Books were lying in a big heap on the floor. My husband was balancing on a ladder to reach the top shelves.
‘We need more book space,’ he declared. I nodded. ‘So I am reorganizing, sorting through and…er… deprioritizing books that we don’t need any longer.’
I stopped nodding. ‘Do not touch my books,’ I said.
Some marriages survive because of different bathrooms or separate duvet covers. Our marriage has endured for 20 years because we don’t mix books. We don’t even share books. We often have two copies of the same book. We stop short of having individually allocated book cases, but we have assigned ourselves distinct shelves. I don’t like my books sharing space with other books. And I organize my books my own way, thank you very much. He knows this.
‘I wouldn’t dream of touching your books,’ he said. Reassured, I went back to bed.
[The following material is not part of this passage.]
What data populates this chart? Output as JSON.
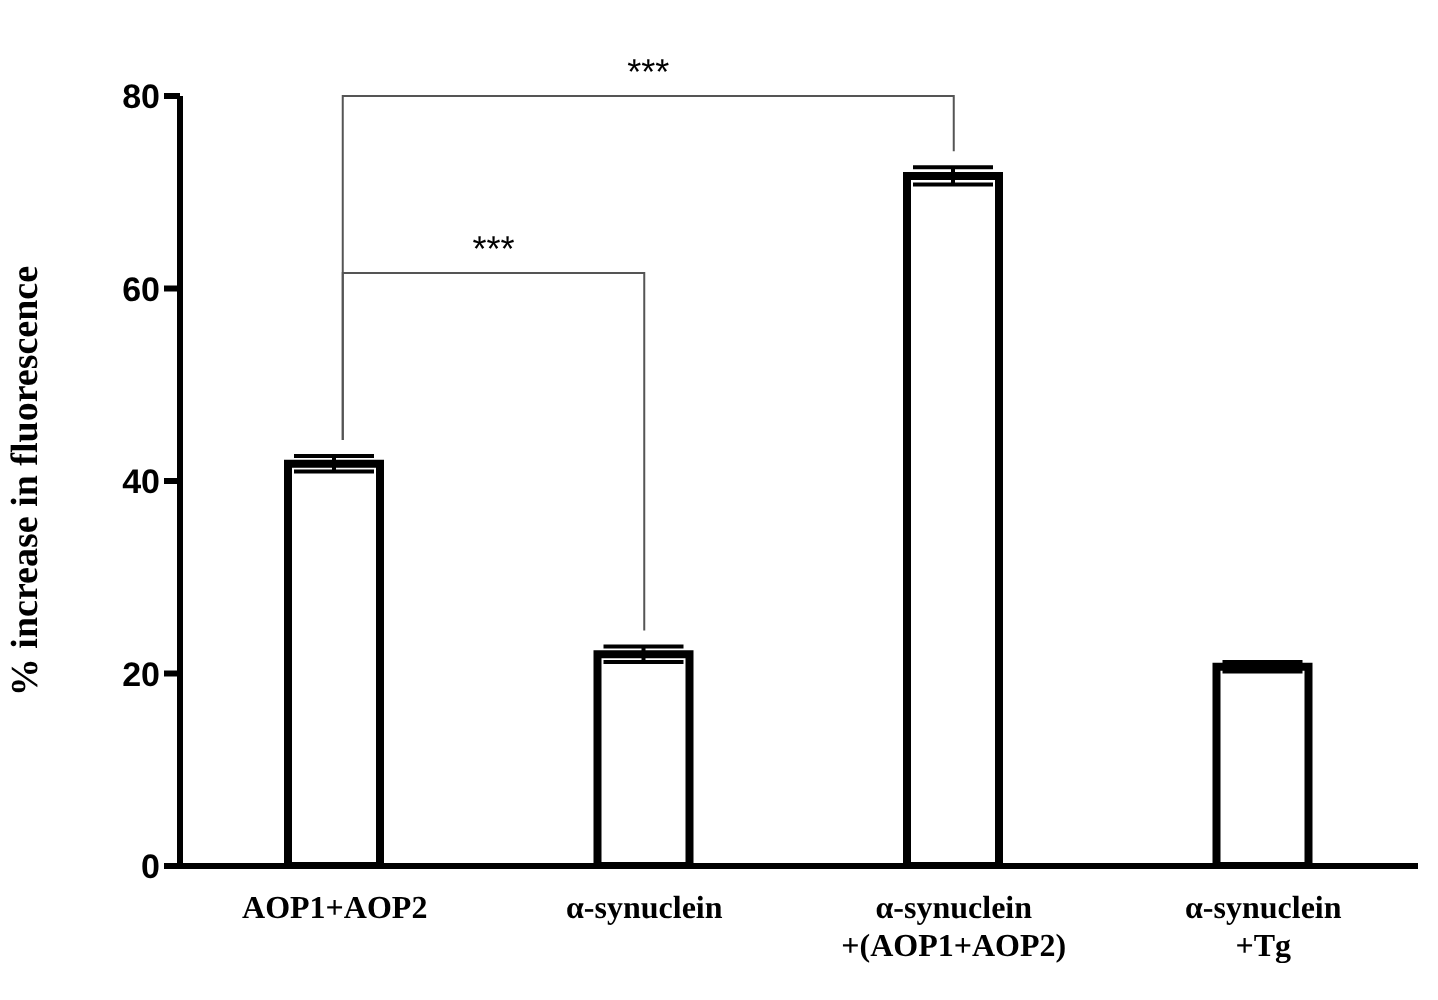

Fifteen minutes later he brought me a coffee. ‘I like to move a few of your books. Just to another shelf,’ he said with a sly smile.
I sat up straight. ‘I have told you already…’ Then I softened. ‘OK. You can move some.’ I told him exactly which ones. I felt like a generous, kind-hearted wife. After all, I was willing to compromise to make my man happy.
When I checked later on, he had done as he had been told. He’s a good man. He loves me. He would not jeopardize twenty years of marriage.
On Monday morning on the way to my desk, my eyes fell on the shelf closest to me – my shelf. I froze. There were his books instead. A scream of horror escaped my lips. I called him at work. He laughed nervously. ‘I thought you might not notice.’
Needless to say, for the rest of the week our marriage has been on the rocks. However, come Friday, we had established a temporary ceasefire. We are sharing for the first time in our lives a shelf. On the left are his books, on the right are mine.
It’s fine for the moment. I’m biding my time. He will start a new job soon and then – when he is travelling on business – I will buy the complete works of Maurice Blanchot (my current favourite) and restore the shelf to its rightful owner.